Allah Swt dalam al-Quran, menyebutkan sebuah kisah yang
layak diamati dan dianalisa dari pelbagai segi. Kisah ini perlu dihayati karena
selain nama surah terpanjang al-Quran diambil dari kisah tersebut (Baqarah: sapi
betina), kisah ini –sama dengan kisah-kisah al-Quran yang lain- menyimpan
pelajaran-pelajaran untuk umat manusia.
Kisah yang bisa dikatakan
paling detail yang terdapat dalam surah Al-Baqarah atau bahkan dalam
al-Quran ini, terjadi di masa nabi Musa a.s.
Saat itu, hidup seorang anak muda yang berprofesi sebagai
pedagang bahan makanan. Dia pemuda santun yang menghiasi dirinya dengan budi
pekerti yang luhur. Satu hari, sebagaimana hari-hari biasa, datang seorang
pembeli yang bermaksud membeli Gandum dalam skala besar dan tentunya akan
mendatangkan keuntungan yang besar baginya. Setelah transaksi terjadi dan
bermaksud mengambil barang ke gudang, sang pemuda melihat gudang lagi tertutup
dan kuncinya berada di kantong ayahnya yang lagi tertidur.
Pemuda yang terdidik ini sangat hormat dan patuh kepada
orang tuanya, akhirnya meminta maaf dari pembelinya dengan berkata:” Maaf, saya
tidak dapat memberikan gandum yang Anda inginkan karena kunci gudang berada di
tangan yang sekarang lagi tidur, dan aku tidak rela beliau terbangun dan
terganggu waktu istirahatnya. Oleh karena itu, jika anda mau bersabar hingga
ayahku bangun, aku akan memberikan diskon untukmu, jika tidak, silahkan beli
dari tempat lain!”
“Aku akan membelinya lebih mahal lagi, bawa barangnya kemari
dan jangan tunggu apa-apa lagi! Cepat bangunkan ayahmu!” Sergah sang pembeli.
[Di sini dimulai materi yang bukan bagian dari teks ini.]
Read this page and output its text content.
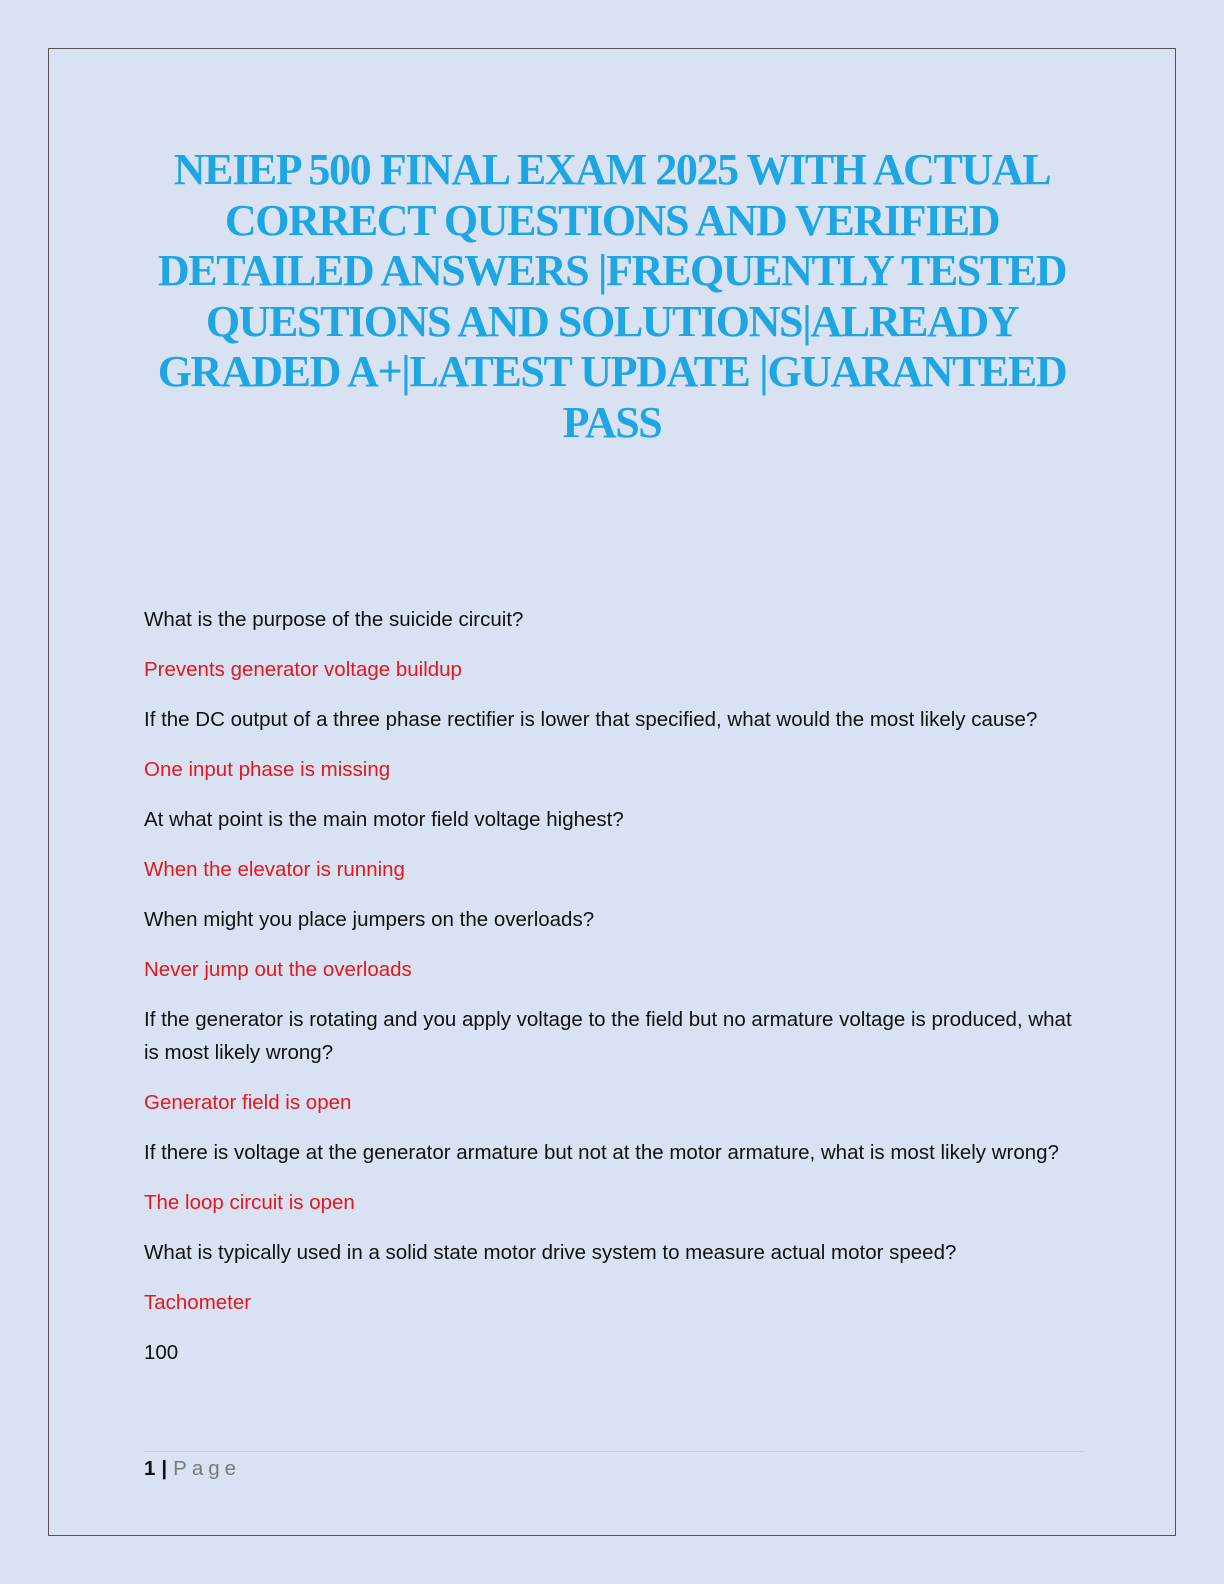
NEIEP 500 FINAL EXAM 2025 WITH ACTUAL CORRECT QUESTIONS AND VERIFIED DETAILED ANSWERS |FREQUENTLY TESTED QUESTIONS AND SOLUTIONS|ALREADY GRADED A+|LATEST UPDATE |GUARANTEED PASS

What is the purpose of the suicide circuit?

Prevents generator voltage buildup

If the DC output of a three phase rectifier is lower that specified, what would the most likely cause?

One input phase is missing

At what point is the main motor field voltage highest?

When the elevator is running

When might you place jumpers on the overloads?

Never jump out the overloads

If the generator is rotating and you apply voltage to the field but no armature voltage is produced, what is most likely wrong?

Generator field is open

If there is voltage at the generator armature but not at the motor armature, what is most likely wrong?

The loop circuit is open

What is typically used in a solid state motor drive system to measure actual motor speed?

Tachometer

100

1 | Page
Sang pemuda menjawab:”tidak, aku tidak akan mau melakukannya, tolong jangan
minta itu lagi dariku, aku lebih senang ayahku tenang beristirahat daripada aku
mendapatkan untung besar.”
Akhirnya setelah tarik-ulur tersebut sang pemuda tetap tidak
mau membangunkan ayahnya dan sang pembeli tidak mau menunggu lalu pergi ke
tempat lain.
Selang beberapa jam
kemudian, sang ayah terbangun dari tidurnya; melihat anaknya sedang
mondar-mandir di halaman rumah. “Anakku, kenapa jam sekian engkau menutup toko
dan pulang ke rumah”! sergah sang ayah. Peristiwa tadi akhirnya diceritakan
oleh sang pemuda. Setelah mendengar kisah tersebut, sang ayah merasa sangat
gembira dan berbunga-bunga hatinya. Dia bersyukur kepada Allah seraya berkata:”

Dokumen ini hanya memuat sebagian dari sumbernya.